Speaking on Greek television on Monday, the Deputy Minister referred to the recent meeting of the two countries’ leaders in Berlin and the talk on Greece’s debt. According to Mardas, the German chancellor suggested during the talks that the Greek government should proceed with pension cuts. Tsipras immediately rejected the suggestion.
According to Mardas, the group of creditors’ representatives, who are in the process of studying the Greek reform proposals, also suggested mass lay-offs in the public sector. The Greek side rejected that suggestion as well.
Mardas said that the key points the two sides disagree are issues regarding the labor market and labor laws.
Speaking on the list of reforms presented to creditors on Friday, Mardas said that all proposals are quantified. Said proposals amount to 5 billion euros, which the creditors’ representatives have accepted so far.

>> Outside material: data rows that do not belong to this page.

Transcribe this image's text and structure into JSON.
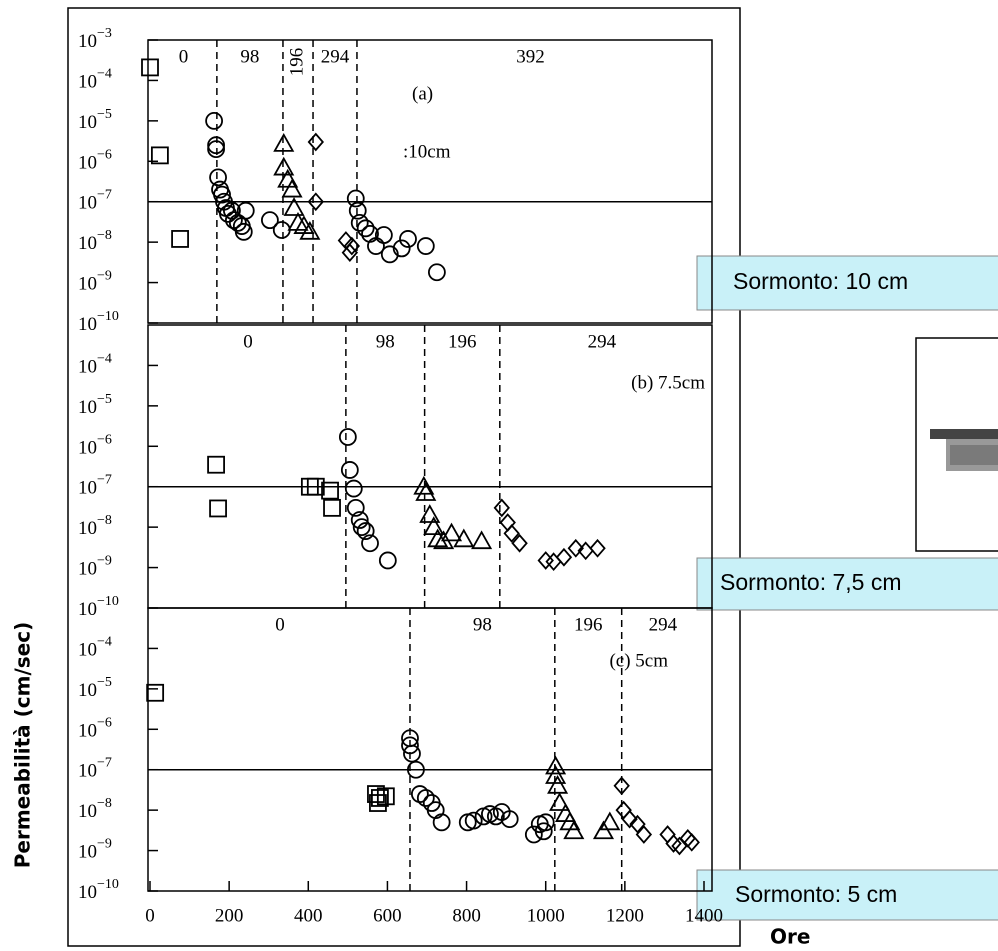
{
  "y_axis_label": "Permeabilità (cm/sec)",
  "x_axis_label": "Ore",
  "callouts": [
    "Sormonto: 10 cm",
    "Sormonto: 7,5 cm",
    "Sormonto: 5 cm"
  ],
  "chart_data": [
    {
      "type": "scatter",
      "annotations": [
        "(a)",
        ":10cm"
      ],
      "xlim": [
        0,
        1400
      ],
      "ylim": [
        1e-10,
        0.001
      ],
      "log_y": true,
      "reference_line": 1e-07,
      "yticks": [
        {
          "value": 0.001,
          "label": "10−3"
        },
        {
          "value": 0.0001,
          "label": "10−4"
        },
        {
          "value": 1e-05,
          "label": "10−5"
        },
        {
          "value": 1e-06,
          "label": "10−6"
        },
        {
          "value": 1e-07,
          "label": "10−7"
        },
        {
          "value": 1e-08,
          "label": "10−8"
        },
        {
          "value": 1e-09,
          "label": "10−9"
        },
        {
          "value": 1e-10,
          "label": "10−10"
        }
      ],
      "stages": [
        "0",
        "98",
        "196",
        "294",
        "392"
      ],
      "dividers": [
        169,
        336,
        412,
        523
      ],
      "series": [
        {
          "marker": "square",
          "color": "#000000",
          "x": [
            0,
            25,
            76
          ],
          "values": [
            0.00021,
            1.4e-06,
            1.2e-08
          ]
        },
        {
          "marker": "circle",
          "color": "#000000",
          "x": [
            162,
            167,
            167,
            172,
            177,
            182,
            187,
            192,
            197,
            207,
            212,
            222,
            232,
            237,
            242,
            303,
            333,
            520,
            525,
            530,
            545,
            556,
            571,
            591,
            606,
            636,
            652,
            697,
            725
          ],
          "values": [
            1e-05,
            2.5e-06,
            2e-06,
            4e-07,
            2e-07,
            1.5e-07,
            1e-07,
            7e-08,
            5e-08,
            6e-08,
            3.5e-08,
            3e-08,
            2.5e-08,
            1.8e-08,
            6e-08,
            3.5e-08,
            2e-08,
            1.2e-07,
            6e-08,
            3e-08,
            2.2e-08,
            1.6e-08,
            8e-09,
            1.5e-08,
            5e-09,
            7e-09,
            1.2e-08,
            8e-09,
            1.8e-09
          ]
        },
        {
          "marker": "triangle",
          "color": "#000000",
          "x": [
            338,
            338,
            348,
            359,
            364,
            374,
            389,
            404
          ],
          "values": [
            2.7e-06,
            7e-07,
            3.5e-07,
            2e-07,
            7e-08,
            3e-08,
            2.5e-08,
            1.8e-08
          ]
        },
        {
          "marker": "diamond",
          "color": "#000000",
          "x": [
            419,
            419,
            495,
            505,
            510
          ],
          "values": [
            3e-06,
            1e-07,
            1.1e-08,
            5.5e-09,
            8e-09
          ]
        }
      ]
    },
    {
      "type": "scatter",
      "annotations": [
        "(b) 7.5cm"
      ],
      "xlim": [
        0,
        1400
      ],
      "ylim": [
        1e-10,
        0.001
      ],
      "log_y": true,
      "reference_line": 1e-07,
      "yticks": [
        {
          "value": 0.0001,
          "label": "10−4"
        },
        {
          "value": 1e-05,
          "label": "10−5"
        },
        {
          "value": 1e-06,
          "label": "10−6"
        },
        {
          "value": 1e-07,
          "label": "10−7"
        },
        {
          "value": 1e-08,
          "label": "10−8"
        },
        {
          "value": 1e-09,
          "label": "10−9"
        },
        {
          "value": 1e-10,
          "label": "10−10"
        }
      ],
      "stages": [
        "0",
        "98",
        "196",
        "294"
      ],
      "dividers": [
        495,
        694,
        884
      ],
      "series": [
        {
          "marker": "square",
          "color": "#000000",
          "x": [
            167,
            172,
            404,
            419,
            455,
            460
          ],
          "values": [
            3.5e-07,
            2.9e-08,
            1e-07,
            1e-07,
            8e-08,
            3e-08
          ]
        },
        {
          "marker": "circle",
          "color": "#000000",
          "x": [
            500,
            505,
            515,
            520,
            530,
            535,
            545,
            556,
            601
          ],
          "values": [
            1.7e-06,
            2.6e-07,
            9e-08,
            3e-08,
            1.5e-08,
            1e-08,
            8e-09,
            4e-09,
            1.5e-09
          ]
        },
        {
          "marker": "triangle",
          "color": "#000000",
          "x": [
            692,
            697,
            707,
            717,
            727,
            742,
            762,
            793,
            838
          ],
          "values": [
            1e-07,
            7e-08,
            2e-08,
            1e-08,
            5e-09,
            4.5e-09,
            7e-09,
            5e-09,
            4.5e-09
          ]
        },
        {
          "marker": "diamond",
          "color": "#000000",
          "x": [
            889,
            904,
            914,
            934,
            1000,
            1020,
            1046,
            1076,
            1101,
            1131
          ],
          "values": [
            3e-08,
            1.3e-08,
            7e-09,
            4e-09,
            1.5e-09,
            1.4e-09,
            1.8e-09,
            3e-09,
            2.6e-09,
            3e-09
          ]
        }
      ]
    },
    {
      "type": "scatter",
      "annotations": [
        "(c) 5cm"
      ],
      "xlim": [
        0,
        1400
      ],
      "ylim": [
        1e-10,
        0.001
      ],
      "log_y": true,
      "reference_line": 1e-07,
      "xticks": [
        0,
        200,
        400,
        600,
        800,
        1000,
        1200,
        1400
      ],
      "yticks": [
        {
          "value": 0.0001,
          "label": "10−4"
        },
        {
          "value": 1e-05,
          "label": "10−5"
        },
        {
          "value": 1e-06,
          "label": "10−6"
        },
        {
          "value": 1e-07,
          "label": "10−7"
        },
        {
          "value": 1e-08,
          "label": "10−8"
        },
        {
          "value": 1e-09,
          "label": "10−9"
        },
        {
          "value": 1e-10,
          "label": "10−10"
        }
      ],
      "stages": [
        "0",
        "98",
        "196",
        "294"
      ],
      "dividers": [
        657,
        1023,
        1192
      ],
      "series": [
        {
          "marker": "square",
          "color": "#000000",
          "x": [
            13,
            571,
            581,
            576,
            596
          ],
          "values": [
            8e-06,
            2.5e-08,
            2e-08,
            1.5e-08,
            2.2e-08
          ]
        },
        {
          "marker": "circle",
          "color": "#000000",
          "x": [
            657,
            657,
            662,
            672,
            682,
            697,
            712,
            722,
            737,
            803,
            818,
            843,
            859,
            874,
            889,
            909,
            970,
            985,
            1000,
            995
          ],
          "values": [
            6e-07,
            4e-07,
            2.5e-07,
            1e-07,
            2.5e-08,
            2e-08,
            1.5e-08,
            1e-08,
            5e-09,
            5e-09,
            5.5e-09,
            7e-09,
            8e-09,
            7e-09,
            9e-09,
            6e-09,
            2.5e-09,
            4.5e-09,
            5e-09,
            3e-09
          ]
        },
        {
          "marker": "triangle",
          "color": "#000000",
          "x": [
            1025,
            1025,
            1030,
            1035,
            1050,
            1061,
            1071,
            1146,
            1162
          ],
          "values": [
            1.2e-07,
            7e-08,
            4e-08,
            1.5e-08,
            8e-09,
            5e-09,
            3e-09,
            3e-09,
            5e-09
          ]
        },
        {
          "marker": "diamond",
          "color": "#000000",
          "x": [
            1192,
            1197,
            1212,
            1232,
            1248,
            1308,
            1323,
            1338,
            1359,
            1369
          ],
          "values": [
            4e-08,
            1e-08,
            6e-09,
            4.5e-09,
            2.5e-09,
            2.5e-09,
            1.5e-09,
            1.3e-09,
            2e-09,
            1.6e-09
          ]
        }
      ]
    }
  ]
}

Speaking on the subject of value added tax and the creditors’ proposal that it should be raised on certain products, the Deputy Minister said VAT is one of four issues that are still in negotiation. However, he precluded that there will be VAT hikes in medicine, hotel accommodation and food products.
Finally, Mardas said that the government wants to bring back heating oil at 60 cents per liter by eliminating extra taxes and provide Greek consumers with gas at the lowest price possible.
The Deputy Minister also raised the question: “Is it worth to have a rift with creditors over two or three issues we disagree on?”